The sum of the absolute minimum and the absolute maximum values of the function
$$f(x) = |3x - x^2 + 2| - x$$ in the interval $$[-1, 2]$$ is

We need to find the sum of the absolute minimum and the absolute maximum values of $$f(x) = |3x - x^2 + 2| - x$$ on $$[-1, 2]$$. First, determine where the expression inside the absolute value changes sign. Setting $$-x^2 + 3x + 2 = 0$$ gives $$x^2 - 3x - 2 = 0$$, so $$x = \frac{3 \pm \sqrt{9 + 8}}{2} = \frac{3 \pm \sqrt{17}}{2}$$, and the relevant root in $$[-1, 2]$$ is $$r = \frac{3 - \sqrt{17}}{2} \approx -0.56$$. Since at $$x = 0$$ we have $$-0 + 0 + 2 = 2 > 0$$, it follows that $$-x^2 + 3x + 2 \geq 0$$ for $$x \in [r, 2]$$ and $$\leq 0$$ for $$x \in [-1, r]$$.

Accordingly, for $$x \in [-1, r]$$ we have $$f(x) = (x^2 - 3x - 2) - x = x^2 - 4x - 2$$, while for $$x \in [r, 2]$$ we have $$f(x) = (-x^2 + 3x + 2) - x = -x^2 + 2x + 2$$.

On the interval $$[-1, r]$$ the derivative is $$f'(x) = 2x - 4$$, which vanishes at $$x = 2$$, outside the interval, so there are no interior critical points in $$[-1, r]$$. On $$[r, 2]$$ the derivative is $$f'(x) = -2x + 2$$, which vanishes at $$x = 1$$, lying in $$[r, 2]$$.

Next, evaluate $$f(x)$$ at the boundary and critical points.
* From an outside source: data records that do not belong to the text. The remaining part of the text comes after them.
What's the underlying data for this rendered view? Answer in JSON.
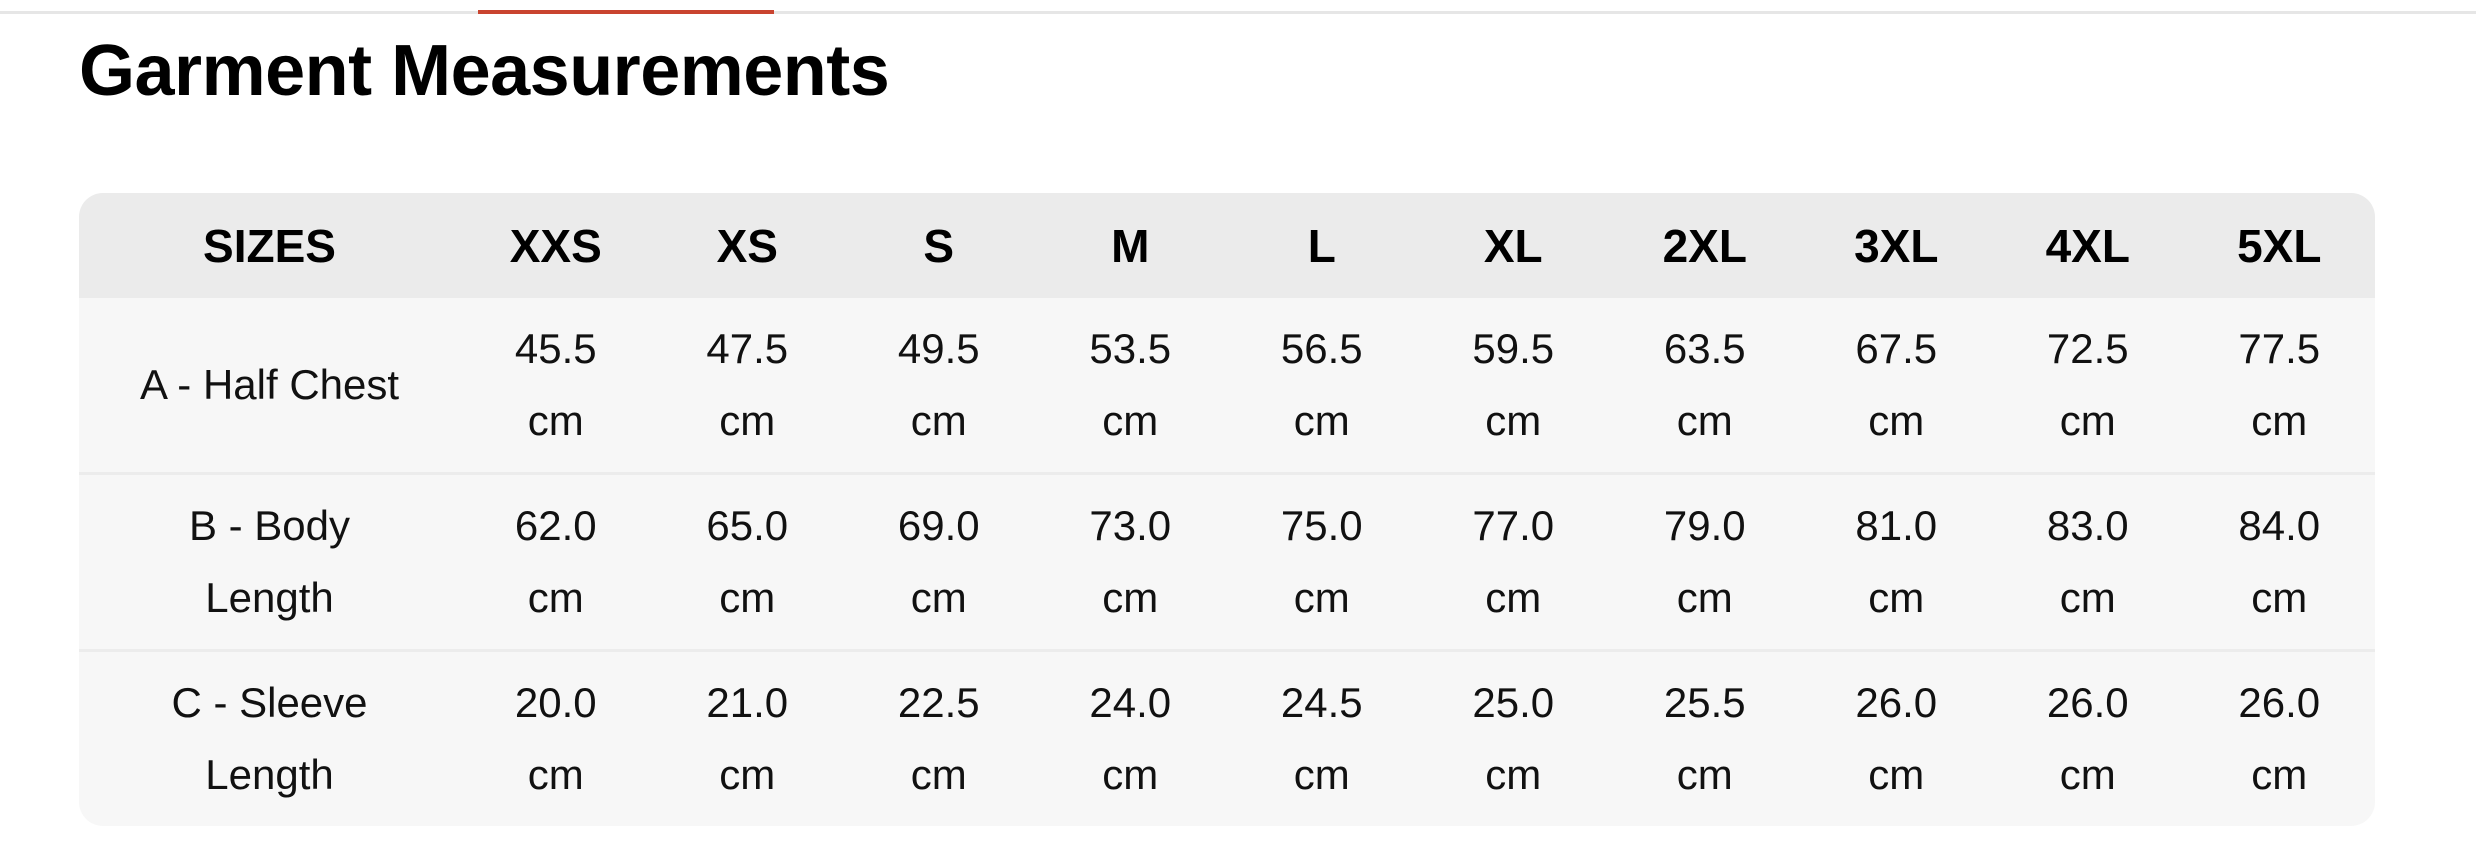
{
  "header": {
    "title": "Garment Measurements",
    "accent_color": "#c9442f"
  },
  "table": {
    "columns": [
      "SIZES",
      "XXS",
      "XS",
      "S",
      "M",
      "L",
      "XL",
      "2XL",
      "3XL",
      "4XL",
      "5XL"
    ],
    "rows": [
      {
        "label": "A - Half Chest",
        "values": [
          "45.5",
          "47.5",
          "49.5",
          "53.5",
          "56.5",
          "59.5",
          "63.5",
          "67.5",
          "72.5",
          "77.5"
        ]
      },
      {
        "label": "B - Body Length",
        "values": [
          "62.0",
          "65.0",
          "69.0",
          "73.0",
          "75.0",
          "77.0",
          "79.0",
          "81.0",
          "83.0",
          "84.0"
        ]
      },
      {
        "label": "C - Sleeve Length",
        "values": [
          "20.0",
          "21.0",
          "22.5",
          "24.0",
          "24.5",
          "25.0",
          "25.5",
          "26.0",
          "26.0",
          "26.0"
        ]
      }
    ],
    "unit": "cm"
  }
}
At $$x = -1$$ one finds $$f(-1) = 1 + 4 - 2 = 3$$. At $$x = r$$, since $$r$$ satisfies $$r^2 - 3r - 2 = 0$$ so that $$r^2 = 3r + 2$$, we have $$f(r) = r^2 - 4r - 2 = (3r + 2) - 4r - 2 = -r = \frac{\sqrt{17} - 3}{2} \approx 0.56$$. At $$x = 1$$ we get $$f(1) = -1 + 2 + 2 = 3$$, and at $$x = 2$$ we obtain $$f(2) = -4 + 4 + 2 = 2$$.

Since the values are $$f(-1) = 3$$, $$f(r) = \frac{\sqrt{17}-3}{2}$$, $$f(1) = 3$$, and $$f(2) = 2$$, the absolute maximum is $$3$$ and the absolute minimum is $$\frac{\sqrt{17}-3}{2}$$. Therefore, their sum is $$3 + \frac{\sqrt{17} - 3}{2} = \frac{6 + \sqrt{17} - 3}{2} = \frac{\sqrt{17} + 3}{2}$$.

Thus, the correct answer is Option A: $$\frac{\sqrt{17}+3}{2}$$.